L'armée israélienne avait annoncé jeudi soir la prise de cette crête, située au nord du fleuve Litani, et qui se trouve à la lisière de la zone occupée par Israël dans le sud du Liban.
«La prise de la crête d'Ali Taher marque l'achèvement du contrôle (par Israël, ndlr) de la zone de sécurité dans le sud du Liban», a déclaré le ministre de la Défense Israël Katz dans une vidéo diffusée par ses services.
Selon Israël, le Hezbollah avait creusé des tunnels dans ce secteur lui permettant de lancer des drones et des missiles contre les positions militaires israéliennes dans le sud du Liban, ainsi que sur le nord d'Israël de l'autre côté de la frontière.
L'armée israélienne va «maintenant finir de neutraliser ces tunnels» et renforcer ses positions sur la crête pour «empêcher l'ennemi de reprendre position dans la zone», a déclaré M. Katz.
«Israël ne se retirera pas de la zone de sécurité au Liban jusqu'à ce que le Hezbollah soit désarmé», a insisté le ministre israélien de la Défense.
Fin mai, Israël avait pris le contrôle d'une autre position stratégique dans le sud du Liban, la forteresse médiévale de Beaufort, qui est proche de la crête.

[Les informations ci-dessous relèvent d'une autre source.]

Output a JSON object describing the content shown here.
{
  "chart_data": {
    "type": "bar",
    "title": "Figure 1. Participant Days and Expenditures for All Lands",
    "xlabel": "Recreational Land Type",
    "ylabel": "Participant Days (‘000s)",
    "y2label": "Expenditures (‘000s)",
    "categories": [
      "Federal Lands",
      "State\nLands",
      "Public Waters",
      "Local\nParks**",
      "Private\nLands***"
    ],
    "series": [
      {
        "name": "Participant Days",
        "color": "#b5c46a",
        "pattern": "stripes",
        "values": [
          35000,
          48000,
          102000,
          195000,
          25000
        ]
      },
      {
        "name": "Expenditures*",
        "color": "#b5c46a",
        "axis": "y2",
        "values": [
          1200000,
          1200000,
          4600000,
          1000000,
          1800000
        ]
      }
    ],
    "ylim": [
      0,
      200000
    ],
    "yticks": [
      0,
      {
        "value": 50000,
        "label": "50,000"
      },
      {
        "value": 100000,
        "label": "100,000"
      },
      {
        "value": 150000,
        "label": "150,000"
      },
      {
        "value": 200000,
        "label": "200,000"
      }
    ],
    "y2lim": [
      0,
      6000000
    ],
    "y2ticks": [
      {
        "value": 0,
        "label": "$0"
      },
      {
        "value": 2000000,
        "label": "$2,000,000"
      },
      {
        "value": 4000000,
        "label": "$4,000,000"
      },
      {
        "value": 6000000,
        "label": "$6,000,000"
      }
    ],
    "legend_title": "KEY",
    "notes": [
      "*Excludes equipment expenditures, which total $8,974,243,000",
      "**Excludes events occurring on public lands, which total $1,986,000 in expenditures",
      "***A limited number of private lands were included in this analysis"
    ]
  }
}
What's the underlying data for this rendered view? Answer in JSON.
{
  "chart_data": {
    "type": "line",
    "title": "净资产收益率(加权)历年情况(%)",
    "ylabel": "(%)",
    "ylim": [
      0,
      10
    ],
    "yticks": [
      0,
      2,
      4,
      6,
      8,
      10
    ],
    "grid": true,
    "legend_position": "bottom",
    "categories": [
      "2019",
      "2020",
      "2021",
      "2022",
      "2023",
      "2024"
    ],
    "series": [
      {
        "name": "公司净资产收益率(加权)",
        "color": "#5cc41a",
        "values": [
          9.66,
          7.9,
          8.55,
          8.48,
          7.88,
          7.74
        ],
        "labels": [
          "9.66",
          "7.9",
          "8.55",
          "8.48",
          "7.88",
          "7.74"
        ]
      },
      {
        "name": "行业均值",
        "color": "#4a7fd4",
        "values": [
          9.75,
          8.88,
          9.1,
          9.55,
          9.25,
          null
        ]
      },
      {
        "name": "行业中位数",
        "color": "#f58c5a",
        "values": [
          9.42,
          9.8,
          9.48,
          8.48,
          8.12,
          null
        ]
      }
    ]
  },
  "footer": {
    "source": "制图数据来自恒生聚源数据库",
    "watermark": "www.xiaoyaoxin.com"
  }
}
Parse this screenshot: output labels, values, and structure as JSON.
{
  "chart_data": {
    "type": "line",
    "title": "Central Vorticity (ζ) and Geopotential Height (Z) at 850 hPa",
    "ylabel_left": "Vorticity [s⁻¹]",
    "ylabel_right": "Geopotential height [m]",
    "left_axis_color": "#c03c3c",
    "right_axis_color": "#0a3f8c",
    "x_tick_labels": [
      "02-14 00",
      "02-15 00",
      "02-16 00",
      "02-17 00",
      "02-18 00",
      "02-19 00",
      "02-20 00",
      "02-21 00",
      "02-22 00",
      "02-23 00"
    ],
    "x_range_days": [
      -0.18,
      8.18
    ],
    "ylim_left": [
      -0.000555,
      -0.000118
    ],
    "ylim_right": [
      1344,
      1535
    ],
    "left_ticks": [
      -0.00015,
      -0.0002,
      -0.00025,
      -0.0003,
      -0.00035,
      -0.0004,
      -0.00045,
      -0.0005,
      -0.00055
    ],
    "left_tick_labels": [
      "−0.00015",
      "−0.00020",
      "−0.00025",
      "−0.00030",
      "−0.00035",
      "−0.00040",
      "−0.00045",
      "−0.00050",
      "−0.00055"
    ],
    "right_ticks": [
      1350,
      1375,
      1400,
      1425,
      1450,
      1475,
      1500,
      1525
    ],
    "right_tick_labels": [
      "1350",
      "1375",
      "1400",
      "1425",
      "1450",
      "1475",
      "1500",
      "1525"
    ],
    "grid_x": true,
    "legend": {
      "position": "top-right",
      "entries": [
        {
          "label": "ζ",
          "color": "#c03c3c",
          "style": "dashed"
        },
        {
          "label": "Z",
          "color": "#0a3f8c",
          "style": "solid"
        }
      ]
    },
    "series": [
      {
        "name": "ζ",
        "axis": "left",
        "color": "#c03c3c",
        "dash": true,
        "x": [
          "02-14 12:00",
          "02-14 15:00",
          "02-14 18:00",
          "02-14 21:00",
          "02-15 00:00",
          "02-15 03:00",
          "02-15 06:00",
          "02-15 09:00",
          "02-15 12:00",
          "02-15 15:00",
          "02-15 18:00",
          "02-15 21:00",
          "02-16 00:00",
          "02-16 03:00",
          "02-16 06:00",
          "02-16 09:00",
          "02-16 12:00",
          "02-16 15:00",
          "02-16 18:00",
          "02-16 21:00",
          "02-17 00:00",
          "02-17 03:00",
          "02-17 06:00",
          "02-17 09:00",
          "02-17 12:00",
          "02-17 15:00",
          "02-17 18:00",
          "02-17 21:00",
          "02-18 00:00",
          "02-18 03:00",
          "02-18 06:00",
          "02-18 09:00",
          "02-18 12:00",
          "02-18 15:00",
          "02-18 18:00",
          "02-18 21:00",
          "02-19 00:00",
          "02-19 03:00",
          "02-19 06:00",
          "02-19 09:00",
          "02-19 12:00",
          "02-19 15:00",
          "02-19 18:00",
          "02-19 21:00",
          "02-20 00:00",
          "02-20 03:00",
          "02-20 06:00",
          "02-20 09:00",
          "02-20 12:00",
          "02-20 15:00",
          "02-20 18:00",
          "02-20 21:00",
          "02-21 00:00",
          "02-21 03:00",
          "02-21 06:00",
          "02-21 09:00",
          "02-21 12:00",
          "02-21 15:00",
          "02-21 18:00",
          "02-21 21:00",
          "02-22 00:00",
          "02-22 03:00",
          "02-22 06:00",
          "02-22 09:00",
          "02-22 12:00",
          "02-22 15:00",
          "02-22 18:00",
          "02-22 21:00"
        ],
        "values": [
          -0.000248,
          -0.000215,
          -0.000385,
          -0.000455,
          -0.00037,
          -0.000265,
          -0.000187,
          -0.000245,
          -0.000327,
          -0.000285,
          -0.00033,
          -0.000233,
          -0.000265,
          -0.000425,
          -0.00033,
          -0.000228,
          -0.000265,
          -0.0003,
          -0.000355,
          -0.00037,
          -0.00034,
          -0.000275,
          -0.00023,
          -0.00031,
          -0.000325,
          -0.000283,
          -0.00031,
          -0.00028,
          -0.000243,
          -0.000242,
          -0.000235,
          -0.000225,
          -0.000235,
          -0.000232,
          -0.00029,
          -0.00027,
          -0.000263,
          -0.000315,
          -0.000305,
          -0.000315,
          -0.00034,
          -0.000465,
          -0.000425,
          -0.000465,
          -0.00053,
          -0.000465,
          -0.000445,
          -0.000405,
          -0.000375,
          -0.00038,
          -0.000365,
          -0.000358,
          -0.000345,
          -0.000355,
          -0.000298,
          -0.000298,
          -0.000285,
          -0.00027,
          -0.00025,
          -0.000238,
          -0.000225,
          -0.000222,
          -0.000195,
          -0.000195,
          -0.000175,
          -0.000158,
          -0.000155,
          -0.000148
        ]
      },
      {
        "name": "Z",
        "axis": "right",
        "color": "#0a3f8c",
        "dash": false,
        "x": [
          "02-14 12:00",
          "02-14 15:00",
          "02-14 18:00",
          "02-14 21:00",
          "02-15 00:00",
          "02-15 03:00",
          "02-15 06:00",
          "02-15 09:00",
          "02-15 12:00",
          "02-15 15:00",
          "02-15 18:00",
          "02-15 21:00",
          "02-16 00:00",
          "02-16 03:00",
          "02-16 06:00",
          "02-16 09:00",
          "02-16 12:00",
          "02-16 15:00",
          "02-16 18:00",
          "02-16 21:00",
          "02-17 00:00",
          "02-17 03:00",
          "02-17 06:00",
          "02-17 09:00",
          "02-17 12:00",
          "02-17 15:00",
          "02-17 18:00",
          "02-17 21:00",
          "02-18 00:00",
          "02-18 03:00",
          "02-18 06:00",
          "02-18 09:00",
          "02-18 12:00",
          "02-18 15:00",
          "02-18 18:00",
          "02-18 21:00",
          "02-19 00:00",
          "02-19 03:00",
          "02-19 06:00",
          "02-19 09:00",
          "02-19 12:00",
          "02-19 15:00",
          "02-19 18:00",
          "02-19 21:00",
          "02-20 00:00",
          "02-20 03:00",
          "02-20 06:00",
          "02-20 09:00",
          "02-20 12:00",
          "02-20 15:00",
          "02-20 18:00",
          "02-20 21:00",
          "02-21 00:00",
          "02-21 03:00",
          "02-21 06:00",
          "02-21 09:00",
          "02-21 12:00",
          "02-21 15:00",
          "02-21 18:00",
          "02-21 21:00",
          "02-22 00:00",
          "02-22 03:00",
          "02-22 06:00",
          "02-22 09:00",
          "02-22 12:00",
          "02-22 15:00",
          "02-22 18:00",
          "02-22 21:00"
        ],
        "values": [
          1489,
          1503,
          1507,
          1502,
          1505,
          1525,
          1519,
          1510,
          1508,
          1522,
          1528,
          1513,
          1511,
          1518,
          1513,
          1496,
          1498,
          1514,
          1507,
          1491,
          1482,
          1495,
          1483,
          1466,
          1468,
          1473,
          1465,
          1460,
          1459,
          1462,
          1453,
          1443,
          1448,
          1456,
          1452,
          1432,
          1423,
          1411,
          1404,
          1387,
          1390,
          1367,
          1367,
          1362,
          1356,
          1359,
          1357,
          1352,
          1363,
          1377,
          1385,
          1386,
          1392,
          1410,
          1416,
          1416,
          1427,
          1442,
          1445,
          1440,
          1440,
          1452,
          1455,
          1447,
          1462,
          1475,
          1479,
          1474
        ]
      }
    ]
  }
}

Le Hezbollah a entraîné en mars le Liban dans la guerre régionale en solidarité avec l'Iran, mais les violences ont baissé d'intensité depuis l'entente entre l'Iran et les États-Unis en juin, parallèlement à un accord entre le Liban et Israël.
Pendant les négociations entre le Liban et Israël, les États-Unis, parrains des pourparlers, ont proposé que l'armée libanaise prenne le contrôle de la crête d'Ali Taher, mais le Hezbollah a refusé, a indiqué à l'AFP une source proche des participants.